Learning the piano may be easy as a beginner, but it gets more difficult as you progress.
When faced with this difficulty, you may want to quit because you feel that the piano is not your instrument.
Any pianist can have several techniques and habits in their pocket to help them get through the difficult phases of learning the piano.
Let’s talk about whether the piano is for everyone;
Here is why the piano is for everyone
Researchers have debunked the myth that all that great pianists had was an innate ability to play. This makes the piano an instrument for everyone.
Whether or not you have the talent, if you put in the time and effort and have the right habits, you can learn the piano.
With that in mind, let’s look at several reasons as to why the piano is for everyone:
- Your attitude can work for you
As cliche as this is, your attitude affects how well you can play. This isn’t only a matter of opinion; it is also backed by scientific research.
If you tell yourself that the piano isn’t for everyone, you will most likely negatively impact your learning experience.
Keep your mind open and entertain the idea that perhaps anyone can learn the piano. You will have a much easier time learning the piano and have more motivation to continue exploring the piano.
Anyone can fix their attitude and have it work for them.
- You don’t have to be talented
Many people leave the piano for the people who can “naturally play” or those who have ” a gift” for understanding where the keys are.
However, as Malcolm Gladwell said, “Practice isn’t the thing you do once you are good. It is the thing that you do that makes you good.”
In his book Outliers, he examines various successful people, including musicians, and comes to the conclusion that they didn’t just have talent alone working for them.
This can help you understand that the piano is not just for prodigies who could play well by age six. If you put in the time and are consistent in your efforts, you can also be good.
- You don’t have to have special physical traits
Some instruments, like the violin, need you to understand relative pitch to be a good player. Other instruments need you to have a good pair of lungs to play.
However, the piano is mostly built for the average human being. You don’t need to have extraordinarily long fingers or hands.
Moreover, the piano is still the preferred instrument for people with physical or neurological impairments.
With enough practice of form and technique, anyone can acquire enough dexterity to play.
You should pay close attention to hand and finger positioning and your posture, both of which are relatively easy to learn.
- You need not have started playing as a child
The quantity or 10,000-hour rule states that you have to spend 10,000 hours at something to be good enough at something.
This rule is not inclusive because for people who didn’t pick up the piano as children or for adults who might not have time to reach 10,000 hours.
The good news is that this rule is a myth.
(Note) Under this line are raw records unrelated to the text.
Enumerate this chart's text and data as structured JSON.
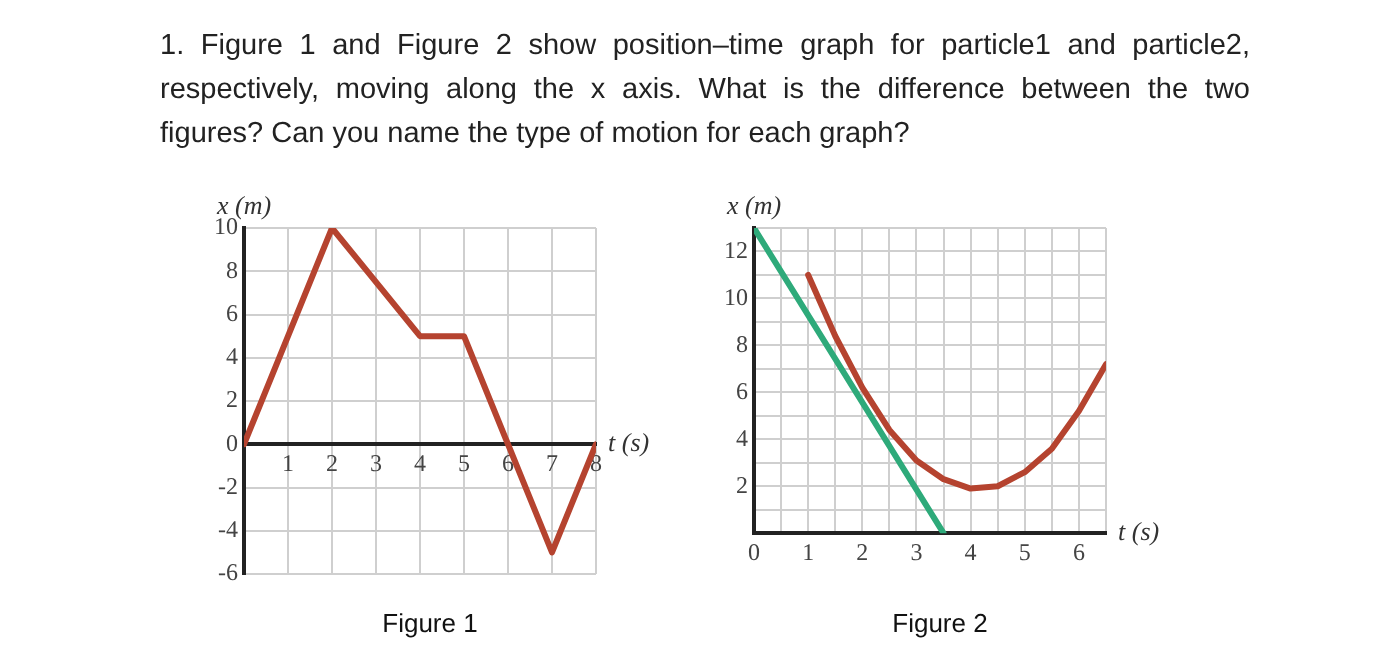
{
  "chart_data": [
    {
      "type": "line",
      "title": "1. Figure 1 and Figure 2 show position–time graph for particle1 and particle2, respectively, moving along the x axis. What is the difference between the two figures? Can you name the type of motion for each graph?",
      "xlabel": "t (s)",
      "ylabel": "x (m)",
      "annotations": [
        "Figure 1"
      ],
      "series": [
        {
          "color": "#b5432f",
          "x": [
            0,
            2,
            4,
            5,
            6,
            7,
            8
          ],
          "values": [
            0,
            10,
            5,
            5,
            0,
            -5,
            0
          ]
        }
      ],
      "xlim": [
        0,
        8
      ],
      "xticks": [
        {
          "value": 0,
          "label": null
        },
        1,
        2,
        3,
        4,
        5,
        6,
        7,
        8
      ],
      "ylim": [
        -6,
        10
      ],
      "yticks": [
        -6,
        -4,
        -2,
        0,
        2,
        4,
        6,
        8,
        10
      ],
      "grid": true,
      "legend": false,
      "marker": "none",
      "line_style": "solid"
    },
    {
      "type": "line",
      "xlabel": "t (s)",
      "ylabel": "x (m)",
      "annotations": [
        "Figure 2"
      ],
      "series": [
        {
          "color": "#2eaa7a",
          "x": [
            0,
            3.5
          ],
          "values": [
            13,
            0
          ]
        },
        {
          "color": "#b5432f",
          "x": [
            1,
            1.5,
            2,
            2.5,
            3,
            3.5,
            4,
            4.5,
            5,
            5.5,
            6,
            6.5
          ],
          "values": [
            11,
            8.4,
            6.2,
            4.4,
            3.1,
            2.3,
            1.9,
            2,
            2.6,
            3.6,
            5.2,
            7.2
          ]
        }
      ],
      "xlim": [
        0,
        6.5
      ],
      "xticks": [
        0,
        {
          "value": 0.5,
          "label": null
        },
        1,
        {
          "value": 1.5,
          "label": null
        },
        2,
        {
          "value": 2.5,
          "label": null
        },
        3,
        {
          "value": 3.5,
          "label": null
        },
        4,
        {
          "value": 4.5,
          "label": null
        },
        5,
        {
          "value": 5.5,
          "label": null
        },
        6,
        {
          "value": 6.5,
          "label": null
        }
      ],
      "ylim": [
        0,
        13
      ],
      "yticks": [
        {
          "value": 1,
          "label": null
        },
        2,
        {
          "value": 3,
          "label": null
        },
        4,
        {
          "value": 5,
          "label": null
        },
        6,
        {
          "value": 7,
          "label": null
        },
        8,
        {
          "value": 9,
          "label": null
        },
        10,
        {
          "value": 11,
          "label": null
        },
        12,
        {
          "value": 13,
          "label": null
        }
      ],
      "grid": true,
      "legend": false,
      "marker": "none",
      "line_style": "solid"
    }
  ]
}
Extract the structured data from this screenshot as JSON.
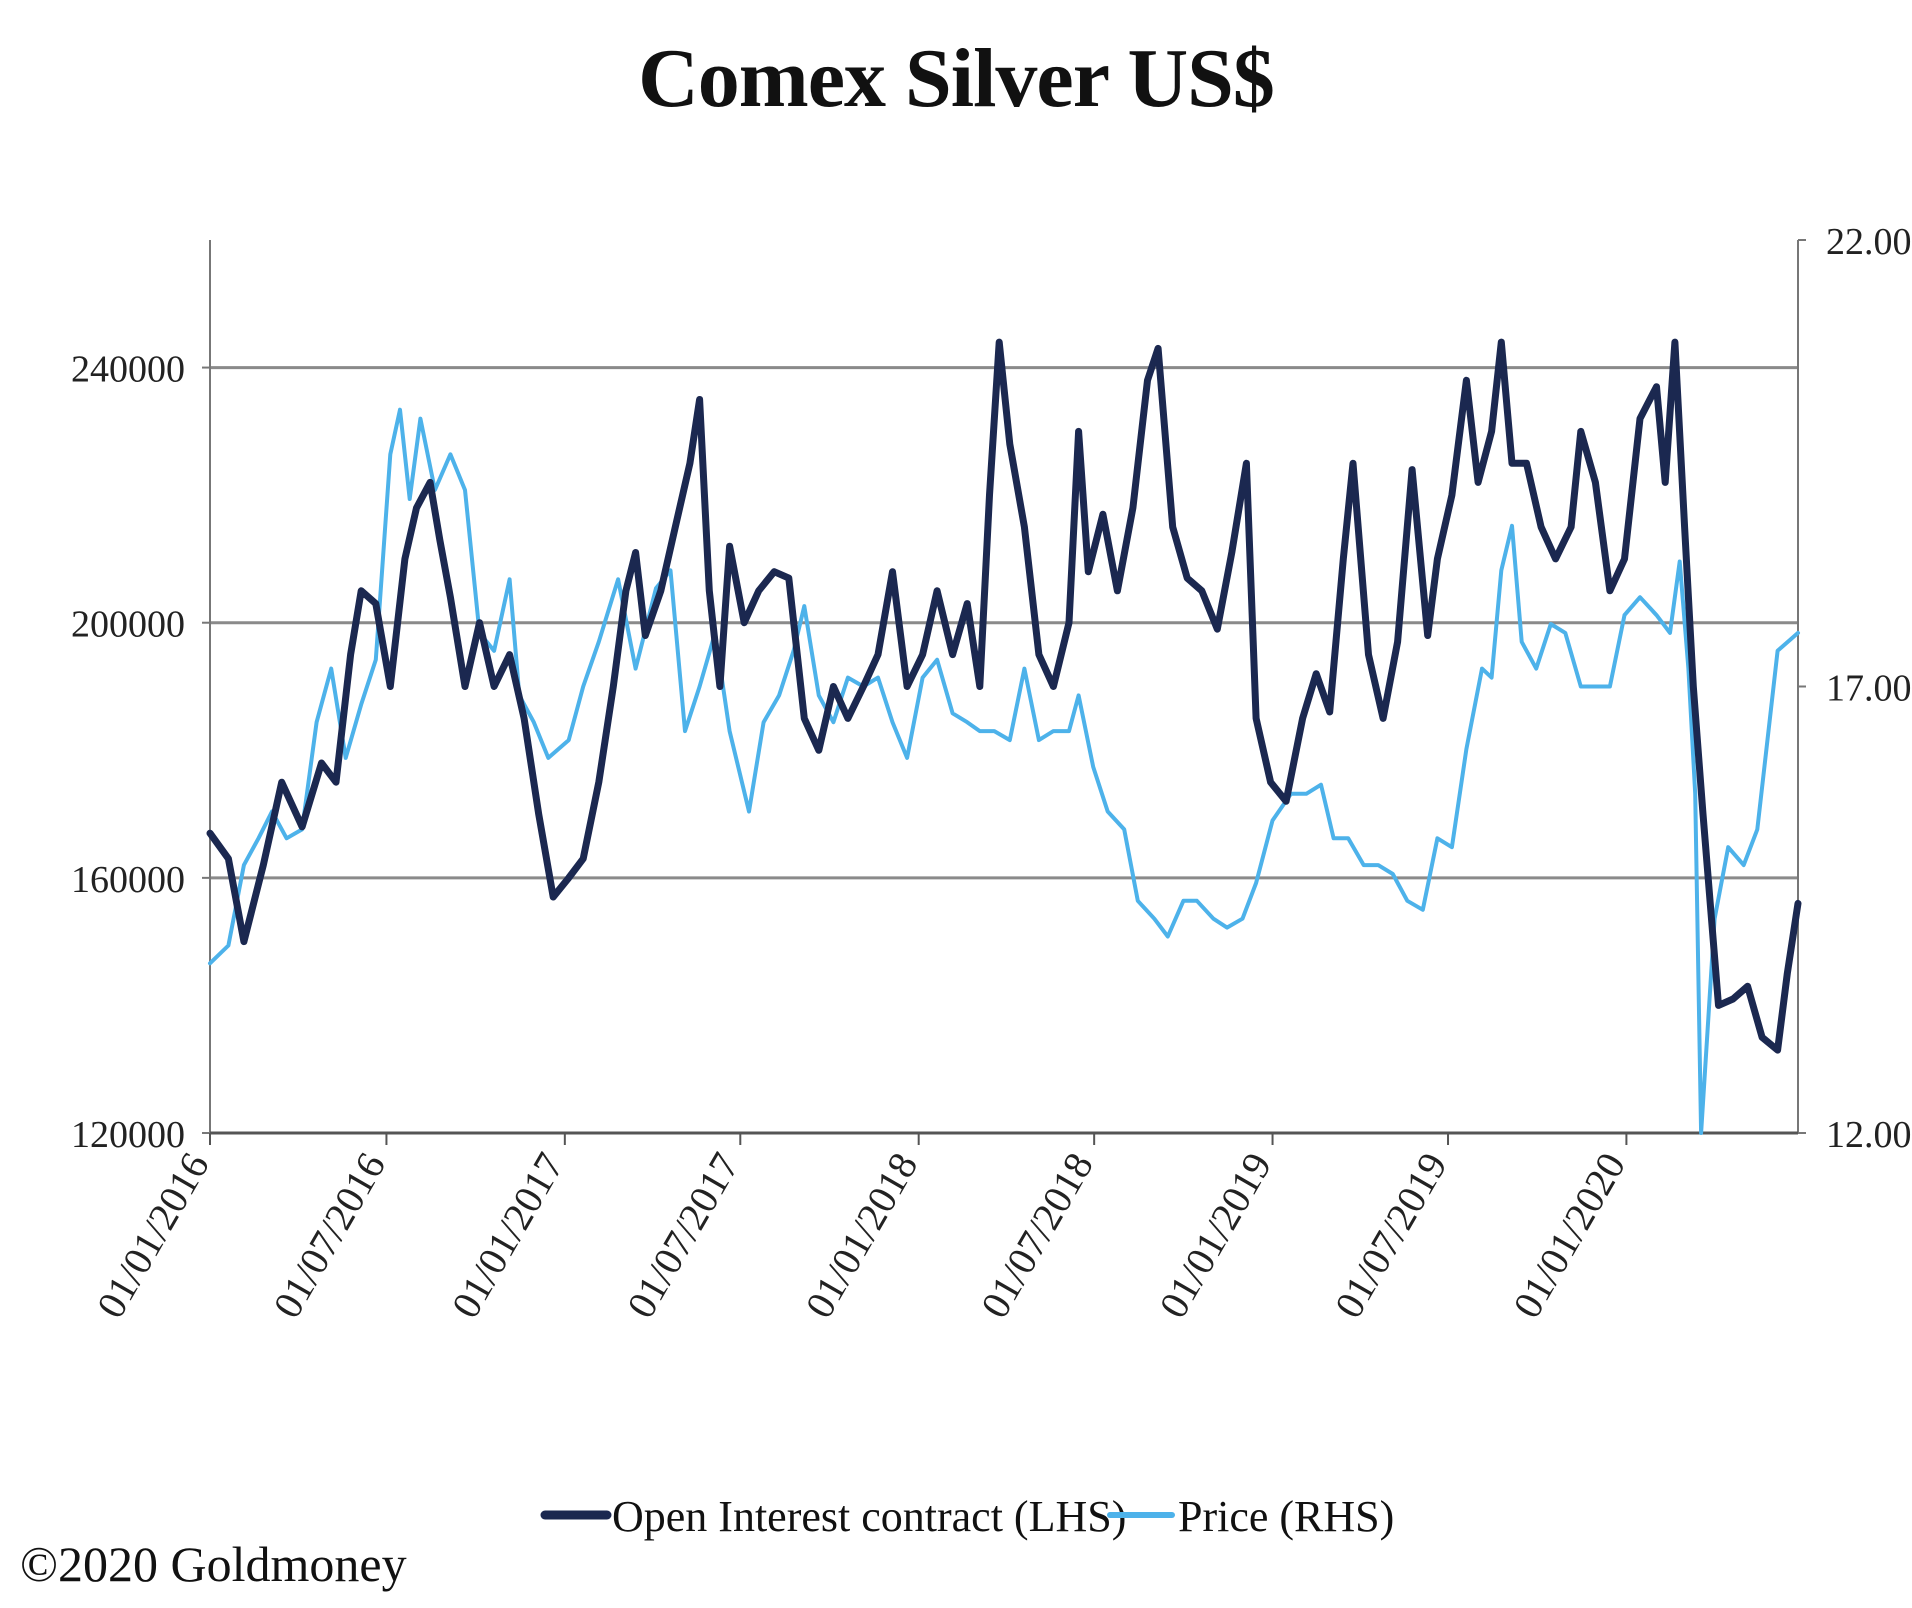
{
  "chart_data": {
    "type": "line",
    "title": "Comex Silver US$",
    "x_axis": {
      "tick_labels": [
        "01/01/2016",
        "01/07/2016",
        "01/01/2017",
        "01/07/2017",
        "01/01/2018",
        "01/07/2018",
        "01/01/2019",
        "01/07/2019",
        "01/01/2020"
      ],
      "range": [
        "2016-01-01",
        "2020-06-26"
      ]
    },
    "y_left": {
      "ticks": [
        120000,
        160000,
        200000,
        240000
      ],
      "tick_labels": [
        "120000",
        "160000",
        "200000",
        "240000"
      ],
      "range": [
        120000,
        260000
      ]
    },
    "y_right": {
      "ticks": [
        12,
        17,
        22
      ],
      "tick_labels": [
        "12.00",
        "17.00",
        "22.00"
      ],
      "range": [
        12,
        22
      ]
    },
    "gridlines": "horizontal",
    "legend_position": "bottom",
    "series": [
      {
        "name": "Open Interest contract (LHS)",
        "axis": "left",
        "color": "#1b2850",
        "points": [
          [
            "2016-01-01",
            167000
          ],
          [
            "2016-01-20",
            163000
          ],
          [
            "2016-02-05",
            150000
          ],
          [
            "2016-02-25",
            162000
          ],
          [
            "2016-03-15",
            175000
          ],
          [
            "2016-04-05",
            168000
          ],
          [
            "2016-04-25",
            178000
          ],
          [
            "2016-05-10",
            175000
          ],
          [
            "2016-05-25",
            195000
          ],
          [
            "2016-06-05",
            205000
          ],
          [
            "2016-06-20",
            203000
          ],
          [
            "2016-07-05",
            190000
          ],
          [
            "2016-07-20",
            210000
          ],
          [
            "2016-08-01",
            218000
          ],
          [
            "2016-08-15",
            222000
          ],
          [
            "2016-08-25",
            213000
          ],
          [
            "2016-09-05",
            204000
          ],
          [
            "2016-09-20",
            190000
          ],
          [
            "2016-10-05",
            200000
          ],
          [
            "2016-10-20",
            190000
          ],
          [
            "2016-11-05",
            195000
          ],
          [
            "2016-11-20",
            185000
          ],
          [
            "2016-12-05",
            170000
          ],
          [
            "2016-12-20",
            157000
          ],
          [
            "2017-01-05",
            160000
          ],
          [
            "2017-01-20",
            163000
          ],
          [
            "2017-02-05",
            175000
          ],
          [
            "2017-02-20",
            190000
          ],
          [
            "2017-03-05",
            205000
          ],
          [
            "2017-03-15",
            211000
          ],
          [
            "2017-03-25",
            198000
          ],
          [
            "2017-04-10",
            205000
          ],
          [
            "2017-04-25",
            215000
          ],
          [
            "2017-05-10",
            225000
          ],
          [
            "2017-05-20",
            235000
          ],
          [
            "2017-05-30",
            205000
          ],
          [
            "2017-06-10",
            190000
          ],
          [
            "2017-06-20",
            212000
          ],
          [
            "2017-07-05",
            200000
          ],
          [
            "2017-07-20",
            205000
          ],
          [
            "2017-08-05",
            208000
          ],
          [
            "2017-08-20",
            207000
          ],
          [
            "2017-09-05",
            185000
          ],
          [
            "2017-09-20",
            180000
          ],
          [
            "2017-10-05",
            190000
          ],
          [
            "2017-10-20",
            185000
          ],
          [
            "2017-11-05",
            190000
          ],
          [
            "2017-11-20",
            195000
          ],
          [
            "2017-12-05",
            208000
          ],
          [
            "2017-12-20",
            190000
          ],
          [
            "2018-01-05",
            195000
          ],
          [
            "2018-01-20",
            205000
          ],
          [
            "2018-02-05",
            195000
          ],
          [
            "2018-02-20",
            203000
          ],
          [
            "2018-03-05",
            190000
          ],
          [
            "2018-03-15",
            220000
          ],
          [
            "2018-03-25",
            244000
          ],
          [
            "2018-04-05",
            228000
          ],
          [
            "2018-04-20",
            215000
          ],
          [
            "2018-05-05",
            195000
          ],
          [
            "2018-05-20",
            190000
          ],
          [
            "2018-06-05",
            200000
          ],
          [
            "2018-06-15",
            230000
          ],
          [
            "2018-06-25",
            208000
          ],
          [
            "2018-07-10",
            217000
          ],
          [
            "2018-07-25",
            205000
          ],
          [
            "2018-08-10",
            218000
          ],
          [
            "2018-08-25",
            238000
          ],
          [
            "2018-09-05",
            243000
          ],
          [
            "2018-09-20",
            215000
          ],
          [
            "2018-10-05",
            207000
          ],
          [
            "2018-10-20",
            205000
          ],
          [
            "2018-11-05",
            199000
          ],
          [
            "2018-11-20",
            211000
          ],
          [
            "2018-12-05",
            225000
          ],
          [
            "2018-12-15",
            185000
          ],
          [
            "2018-12-30",
            175000
          ],
          [
            "2019-01-15",
            172000
          ],
          [
            "2019-02-01",
            185000
          ],
          [
            "2019-02-15",
            192000
          ],
          [
            "2019-03-01",
            186000
          ],
          [
            "2019-03-15",
            210000
          ],
          [
            "2019-03-25",
            225000
          ],
          [
            "2019-04-10",
            195000
          ],
          [
            "2019-04-25",
            185000
          ],
          [
            "2019-05-10",
            197000
          ],
          [
            "2019-05-25",
            224000
          ],
          [
            "2019-06-10",
            198000
          ],
          [
            "2019-06-20",
            210000
          ],
          [
            "2019-07-05",
            220000
          ],
          [
            "2019-07-20",
            238000
          ],
          [
            "2019-08-01",
            222000
          ],
          [
            "2019-08-15",
            230000
          ],
          [
            "2019-08-25",
            244000
          ],
          [
            "2019-09-05",
            225000
          ],
          [
            "2019-09-20",
            225000
          ],
          [
            "2019-10-05",
            215000
          ],
          [
            "2019-10-20",
            210000
          ],
          [
            "2019-11-05",
            215000
          ],
          [
            "2019-11-15",
            230000
          ],
          [
            "2019-11-30",
            222000
          ],
          [
            "2019-12-15",
            205000
          ],
          [
            "2019-12-30",
            210000
          ],
          [
            "2020-01-15",
            232000
          ],
          [
            "2020-02-01",
            237000
          ],
          [
            "2020-02-10",
            222000
          ],
          [
            "2020-02-20",
            244000
          ],
          [
            "2020-03-01",
            215000
          ],
          [
            "2020-03-10",
            190000
          ],
          [
            "2020-03-20",
            170000
          ],
          [
            "2020-04-05",
            140000
          ],
          [
            "2020-04-20",
            141000
          ],
          [
            "2020-05-05",
            143000
          ],
          [
            "2020-05-20",
            135000
          ],
          [
            "2020-06-05",
            133000
          ],
          [
            "2020-06-15",
            145000
          ],
          [
            "2020-06-26",
            156000
          ]
        ]
      },
      {
        "name": "Price (RHS)",
        "axis": "right",
        "color": "#4db2ea",
        "points": [
          [
            "2016-01-01",
            13.9
          ],
          [
            "2016-01-20",
            14.1
          ],
          [
            "2016-02-05",
            15.0
          ],
          [
            "2016-02-20",
            15.3
          ],
          [
            "2016-03-05",
            15.6
          ],
          [
            "2016-03-20",
            15.3
          ],
          [
            "2016-04-05",
            15.4
          ],
          [
            "2016-04-20",
            16.6
          ],
          [
            "2016-05-05",
            17.2
          ],
          [
            "2016-05-20",
            16.2
          ],
          [
            "2016-06-05",
            16.8
          ],
          [
            "2016-06-20",
            17.3
          ],
          [
            "2016-07-05",
            19.6
          ],
          [
            "2016-07-15",
            20.1
          ],
          [
            "2016-07-25",
            19.1
          ],
          [
            "2016-08-05",
            20.0
          ],
          [
            "2016-08-20",
            19.2
          ],
          [
            "2016-09-05",
            19.6
          ],
          [
            "2016-09-20",
            19.2
          ],
          [
            "2016-10-05",
            17.6
          ],
          [
            "2016-10-20",
            17.4
          ],
          [
            "2016-11-05",
            18.2
          ],
          [
            "2016-11-15",
            16.9
          ],
          [
            "2016-11-30",
            16.6
          ],
          [
            "2016-12-15",
            16.2
          ],
          [
            "2017-01-05",
            16.4
          ],
          [
            "2017-01-20",
            17.0
          ],
          [
            "2017-02-05",
            17.5
          ],
          [
            "2017-02-25",
            18.2
          ],
          [
            "2017-03-15",
            17.2
          ],
          [
            "2017-04-05",
            18.1
          ],
          [
            "2017-04-20",
            18.3
          ],
          [
            "2017-05-05",
            16.5
          ],
          [
            "2017-05-20",
            17.0
          ],
          [
            "2017-06-05",
            17.6
          ],
          [
            "2017-06-20",
            16.5
          ],
          [
            "2017-07-10",
            15.6
          ],
          [
            "2017-07-25",
            16.6
          ],
          [
            "2017-08-10",
            16.9
          ],
          [
            "2017-08-25",
            17.4
          ],
          [
            "2017-09-05",
            17.9
          ],
          [
            "2017-09-20",
            16.9
          ],
          [
            "2017-10-05",
            16.6
          ],
          [
            "2017-10-20",
            17.1
          ],
          [
            "2017-11-05",
            17.0
          ],
          [
            "2017-11-20",
            17.1
          ],
          [
            "2017-12-05",
            16.6
          ],
          [
            "2017-12-20",
            16.2
          ],
          [
            "2018-01-05",
            17.1
          ],
          [
            "2018-01-20",
            17.3
          ],
          [
            "2018-02-05",
            16.7
          ],
          [
            "2018-02-20",
            16.6
          ],
          [
            "2018-03-05",
            16.5
          ],
          [
            "2018-03-20",
            16.5
          ],
          [
            "2018-04-05",
            16.4
          ],
          [
            "2018-04-20",
            17.2
          ],
          [
            "2018-05-05",
            16.4
          ],
          [
            "2018-05-20",
            16.5
          ],
          [
            "2018-06-05",
            16.5
          ],
          [
            "2018-06-15",
            16.9
          ],
          [
            "2018-06-30",
            16.1
          ],
          [
            "2018-07-15",
            15.6
          ],
          [
            "2018-08-01",
            15.4
          ],
          [
            "2018-08-15",
            14.6
          ],
          [
            "2018-09-01",
            14.4
          ],
          [
            "2018-09-15",
            14.2
          ],
          [
            "2018-10-01",
            14.6
          ],
          [
            "2018-10-15",
            14.6
          ],
          [
            "2018-11-01",
            14.4
          ],
          [
            "2018-11-15",
            14.3
          ],
          [
            "2018-12-01",
            14.4
          ],
          [
            "2018-12-15",
            14.8
          ],
          [
            "2019-01-01",
            15.5
          ],
          [
            "2019-01-20",
            15.8
          ],
          [
            "2019-02-05",
            15.8
          ],
          [
            "2019-02-20",
            15.9
          ],
          [
            "2019-03-05",
            15.3
          ],
          [
            "2019-03-20",
            15.3
          ],
          [
            "2019-04-05",
            15.0
          ],
          [
            "2019-04-20",
            15.0
          ],
          [
            "2019-05-05",
            14.9
          ],
          [
            "2019-05-20",
            14.6
          ],
          [
            "2019-06-05",
            14.5
          ],
          [
            "2019-06-20",
            15.3
          ],
          [
            "2019-07-05",
            15.2
          ],
          [
            "2019-07-20",
            16.3
          ],
          [
            "2019-08-05",
            17.2
          ],
          [
            "2019-08-15",
            17.1
          ],
          [
            "2019-08-25",
            18.3
          ],
          [
            "2019-09-05",
            18.8
          ],
          [
            "2019-09-15",
            17.5
          ],
          [
            "2019-09-30",
            17.2
          ],
          [
            "2019-10-15",
            17.7
          ],
          [
            "2019-10-30",
            17.6
          ],
          [
            "2019-11-15",
            17.0
          ],
          [
            "2019-11-30",
            17.0
          ],
          [
            "2019-12-15",
            17.0
          ],
          [
            "2019-12-30",
            17.8
          ],
          [
            "2020-01-15",
            18.0
          ],
          [
            "2020-02-01",
            17.8
          ],
          [
            "2020-02-15",
            17.6
          ],
          [
            "2020-02-25",
            18.4
          ],
          [
            "2020-03-05",
            17.2
          ],
          [
            "2020-03-12",
            15.8
          ],
          [
            "2020-03-18",
            12.0
          ],
          [
            "2020-04-01",
            14.4
          ],
          [
            "2020-04-15",
            15.2
          ],
          [
            "2020-05-01",
            15.0
          ],
          [
            "2020-05-15",
            15.4
          ],
          [
            "2020-06-05",
            17.4
          ],
          [
            "2020-06-26",
            17.6
          ]
        ]
      }
    ]
  },
  "copyright": "©2020 Goldmoney"
}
Instead of focusing on the quantity of your practice, you should focus on the quality. You should identify the elements you want to learn and focus on them.
Not everyone needs 10,000 hours to learn; you may need to find just a few hours every week to practice.
Is Learning Piano Necessary?
If you choose to learn the piano, you are guaranteed to spend countless hours practicing. Sometimes, it may seem as if you are not learning anything at all.
However, as it may turn out, it is necessary to learn the piano. Studies done by different psychologists have shown a difference in the brain structure between adults who play instruments, and those who do not.
If you play the piano, you are more likely to have better motor and auditory skills.
Can Some People Just Not Play the Piano?
There are no scientific studies to show that a category of people absolutely can’t play the piano.
What there are, are guidelines for how different kinds of people can learn to play. It all depends on whether you want to be good enough to play Rachmaninov or just pop songs.
Factors that may make you feel like you can’t play the piano include not knowing what habits to avoid, underestimating how much practice time you need, and not managing your expectations.
Is Piano a Good Hobby?
A good hobby should help you unwind from your everyday routine and give you the energy to continue with the next task.
The piano does this for you because it can enhance your mood, reduce your stress, help you concentrate better, and help you make new friends.
Is Piano for Smart People?
Conventional intelligence is left-brain intelligence, the ability to be smart and learn through rote. This method of playing the piano is the most common approach people know because it favors “smart” people.
However, people are beginning to appreciate the role of right-brain or creative intelligence in learning to play the piano, as seen in the popularity of jazz and pop.
This has made it not just an instrument for smart people but for anyone willing to experiment.
There is no doubt that the piano can be a challenging instrument.
The next time you feel like the piano isn’t for everyone, here is a checklist you can use to remind yourself that you too can play:
Your attitude goes a long way. The more positive you are, the more likely you are to play better.
You don’t need to be naturally talented. Effort beats talent when it comes to playing the piano.
You don’t need to spend countless hours of practice. You can have a more efficient and targeted practice.
You can choose to practice what you like.
You don’t need to be smart or play like other people.
Playing the piano will make you smarter, not just intellectually but also emotionally.
At the end of the day, it all boils down to what kind of pianist you want to be. Will you be satisfied with playing chords, interpreting sheet music exactly as it is, or do you just want to tinkle with the piano every once in a while? Once you have this awareness, you can enjoy learning the piano, and it becomes an instrument anyone can pick up.